PowerShell is an object-oriented scripting language and shell, and nearly everything in PowerShell is an object. Objects are made up of their object type, methods, and properties. Unlike strings, objects can be inspected, manipulated, and piped to other cmdlets while retaining their methods and properties.
While PowerShell scripts can get complex, the platform was designed from the ground up to be easy to understand and use. For example, the Verb-Noun naming convention makes it easy to identify the purpose of a cmdlet. Additionally, cmdlets such as Get-Help and Get-Member are also valuable resources when first learning PowerShell.

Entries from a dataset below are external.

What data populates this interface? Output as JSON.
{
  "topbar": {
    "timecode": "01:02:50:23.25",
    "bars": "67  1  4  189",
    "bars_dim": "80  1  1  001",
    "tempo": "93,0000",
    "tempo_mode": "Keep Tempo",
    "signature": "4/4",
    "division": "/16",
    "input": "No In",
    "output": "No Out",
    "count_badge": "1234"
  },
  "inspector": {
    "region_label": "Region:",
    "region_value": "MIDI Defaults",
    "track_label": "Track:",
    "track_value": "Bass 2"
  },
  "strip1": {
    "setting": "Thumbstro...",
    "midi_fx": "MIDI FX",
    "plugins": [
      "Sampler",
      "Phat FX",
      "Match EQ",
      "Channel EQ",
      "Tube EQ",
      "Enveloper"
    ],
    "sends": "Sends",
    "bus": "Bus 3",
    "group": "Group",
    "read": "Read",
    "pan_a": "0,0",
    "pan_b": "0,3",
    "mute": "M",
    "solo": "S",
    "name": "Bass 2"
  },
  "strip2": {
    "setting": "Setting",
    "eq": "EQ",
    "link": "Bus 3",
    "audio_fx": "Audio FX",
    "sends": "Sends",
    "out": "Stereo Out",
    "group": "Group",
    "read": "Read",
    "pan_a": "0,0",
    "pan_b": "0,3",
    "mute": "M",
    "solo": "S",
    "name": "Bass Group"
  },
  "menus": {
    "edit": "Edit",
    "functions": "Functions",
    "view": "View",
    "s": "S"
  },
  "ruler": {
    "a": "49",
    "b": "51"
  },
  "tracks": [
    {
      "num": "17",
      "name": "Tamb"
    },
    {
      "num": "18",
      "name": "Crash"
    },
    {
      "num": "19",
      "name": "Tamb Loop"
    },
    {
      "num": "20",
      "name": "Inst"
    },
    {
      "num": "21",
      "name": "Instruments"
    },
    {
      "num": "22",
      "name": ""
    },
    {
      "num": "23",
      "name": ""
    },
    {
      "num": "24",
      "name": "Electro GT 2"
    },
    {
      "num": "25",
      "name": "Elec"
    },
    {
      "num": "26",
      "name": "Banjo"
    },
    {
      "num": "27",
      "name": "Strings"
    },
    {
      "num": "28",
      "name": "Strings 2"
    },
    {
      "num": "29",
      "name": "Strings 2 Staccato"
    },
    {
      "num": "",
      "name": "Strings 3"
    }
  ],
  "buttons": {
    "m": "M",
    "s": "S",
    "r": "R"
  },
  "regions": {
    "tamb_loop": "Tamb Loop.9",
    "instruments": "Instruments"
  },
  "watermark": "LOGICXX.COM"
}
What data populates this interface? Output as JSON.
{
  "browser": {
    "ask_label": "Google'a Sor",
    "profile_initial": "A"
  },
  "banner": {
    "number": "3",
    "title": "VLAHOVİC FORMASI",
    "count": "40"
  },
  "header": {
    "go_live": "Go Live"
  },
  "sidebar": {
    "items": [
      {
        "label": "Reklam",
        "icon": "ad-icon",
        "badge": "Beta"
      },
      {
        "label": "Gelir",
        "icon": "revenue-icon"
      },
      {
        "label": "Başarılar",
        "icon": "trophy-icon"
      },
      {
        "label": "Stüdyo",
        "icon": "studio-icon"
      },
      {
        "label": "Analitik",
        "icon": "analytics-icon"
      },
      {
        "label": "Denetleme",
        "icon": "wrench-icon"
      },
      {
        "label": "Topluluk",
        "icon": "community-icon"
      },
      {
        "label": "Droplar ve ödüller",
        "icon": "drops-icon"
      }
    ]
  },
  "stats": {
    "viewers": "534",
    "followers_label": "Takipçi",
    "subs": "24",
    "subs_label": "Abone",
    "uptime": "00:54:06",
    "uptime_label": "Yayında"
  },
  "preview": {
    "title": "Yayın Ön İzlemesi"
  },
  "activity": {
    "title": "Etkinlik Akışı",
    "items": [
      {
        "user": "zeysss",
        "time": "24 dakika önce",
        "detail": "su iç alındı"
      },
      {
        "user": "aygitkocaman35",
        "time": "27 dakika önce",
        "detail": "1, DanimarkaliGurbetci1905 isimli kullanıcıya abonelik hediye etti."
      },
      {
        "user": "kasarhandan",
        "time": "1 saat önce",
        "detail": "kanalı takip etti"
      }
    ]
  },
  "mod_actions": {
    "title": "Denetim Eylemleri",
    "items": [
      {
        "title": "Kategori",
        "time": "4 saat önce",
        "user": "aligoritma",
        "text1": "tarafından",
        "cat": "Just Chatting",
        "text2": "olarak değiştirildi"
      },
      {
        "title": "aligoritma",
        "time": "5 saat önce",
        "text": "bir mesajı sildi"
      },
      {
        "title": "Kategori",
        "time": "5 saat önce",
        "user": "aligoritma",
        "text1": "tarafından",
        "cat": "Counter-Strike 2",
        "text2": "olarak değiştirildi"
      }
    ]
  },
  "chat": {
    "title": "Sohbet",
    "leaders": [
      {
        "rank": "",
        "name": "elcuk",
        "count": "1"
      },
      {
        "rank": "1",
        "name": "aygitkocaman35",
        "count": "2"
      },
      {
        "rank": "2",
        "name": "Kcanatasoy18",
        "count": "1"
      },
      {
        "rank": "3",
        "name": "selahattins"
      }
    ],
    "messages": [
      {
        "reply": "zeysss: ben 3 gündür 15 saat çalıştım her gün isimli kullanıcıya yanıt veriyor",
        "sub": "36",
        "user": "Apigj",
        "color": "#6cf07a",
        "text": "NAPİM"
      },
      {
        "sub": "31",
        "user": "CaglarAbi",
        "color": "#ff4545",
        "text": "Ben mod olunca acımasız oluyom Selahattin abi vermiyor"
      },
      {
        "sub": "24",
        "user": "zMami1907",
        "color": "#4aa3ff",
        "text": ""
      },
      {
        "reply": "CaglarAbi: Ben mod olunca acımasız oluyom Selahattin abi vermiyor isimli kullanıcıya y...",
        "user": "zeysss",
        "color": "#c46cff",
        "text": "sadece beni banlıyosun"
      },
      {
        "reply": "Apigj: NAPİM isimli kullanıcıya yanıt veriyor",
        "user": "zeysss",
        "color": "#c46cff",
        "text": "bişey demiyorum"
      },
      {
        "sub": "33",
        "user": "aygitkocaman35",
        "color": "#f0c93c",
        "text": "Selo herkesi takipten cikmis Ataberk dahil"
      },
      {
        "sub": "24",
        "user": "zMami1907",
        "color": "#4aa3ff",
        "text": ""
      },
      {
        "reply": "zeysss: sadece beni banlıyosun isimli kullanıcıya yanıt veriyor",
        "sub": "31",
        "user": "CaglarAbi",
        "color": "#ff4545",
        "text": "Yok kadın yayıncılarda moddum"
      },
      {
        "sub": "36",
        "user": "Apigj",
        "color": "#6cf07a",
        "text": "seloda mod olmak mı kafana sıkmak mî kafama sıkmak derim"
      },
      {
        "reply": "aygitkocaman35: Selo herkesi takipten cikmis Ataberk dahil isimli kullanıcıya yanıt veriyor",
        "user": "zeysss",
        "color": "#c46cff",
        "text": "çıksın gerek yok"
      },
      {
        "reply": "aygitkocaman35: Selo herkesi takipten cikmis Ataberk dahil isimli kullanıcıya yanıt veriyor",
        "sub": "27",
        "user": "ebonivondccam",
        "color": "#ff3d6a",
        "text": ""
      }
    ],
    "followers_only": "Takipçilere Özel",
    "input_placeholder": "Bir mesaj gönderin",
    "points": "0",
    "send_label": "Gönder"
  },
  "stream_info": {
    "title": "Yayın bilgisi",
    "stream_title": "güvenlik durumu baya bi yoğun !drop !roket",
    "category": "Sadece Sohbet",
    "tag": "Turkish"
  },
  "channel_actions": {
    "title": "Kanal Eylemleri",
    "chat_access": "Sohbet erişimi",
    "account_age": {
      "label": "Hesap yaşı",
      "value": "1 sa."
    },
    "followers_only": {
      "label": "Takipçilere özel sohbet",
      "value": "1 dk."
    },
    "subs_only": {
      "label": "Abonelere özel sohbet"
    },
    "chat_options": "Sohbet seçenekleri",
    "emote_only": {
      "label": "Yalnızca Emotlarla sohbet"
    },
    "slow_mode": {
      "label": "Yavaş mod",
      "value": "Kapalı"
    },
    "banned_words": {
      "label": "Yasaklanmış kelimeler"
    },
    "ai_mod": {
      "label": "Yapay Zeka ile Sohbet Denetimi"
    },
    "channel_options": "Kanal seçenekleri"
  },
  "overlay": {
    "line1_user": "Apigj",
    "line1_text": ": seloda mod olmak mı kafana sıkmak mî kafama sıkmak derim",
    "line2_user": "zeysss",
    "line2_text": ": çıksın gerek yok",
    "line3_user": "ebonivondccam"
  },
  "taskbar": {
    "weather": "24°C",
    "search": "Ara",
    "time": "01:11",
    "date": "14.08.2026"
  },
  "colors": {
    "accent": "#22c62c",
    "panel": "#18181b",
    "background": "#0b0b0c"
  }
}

If you really want to hit the ground running with PowerShell, then one of the most helpful resources available is the book “Learn PowerShell in a Month of Lunches”. This book guides you through the most basic concepts of PowerShell all the way to conditional logic and debugging techniques. It’s filled with PowerShell tutorials designed to give you firsthand experience with the scripting language.
Lastly, and this tip is pretty obvious, use your preferred search engine to find online PowerShell resources. The PowerShell community is a very active group, and it encourages participation. Here are some online resources to check out:
PowerShell is one of the most powerful tools available to system administrators. From task automation to simplifying complex administrative jobs, there’s not much that PowerShell can’t do. Right now is the best time to start learning how to utilize PowerShell. PowerShell has already replaced Command Prompt as the default Windows shell. Now that PowerShell is cross-platform, it’s only going to get bigger as more of the tech community begins utilizing it. From its inception in 2003 to today, Microsoft remains heavily invested in PowerShell, and more importantly, the PowerShell community is propelling the platform forward.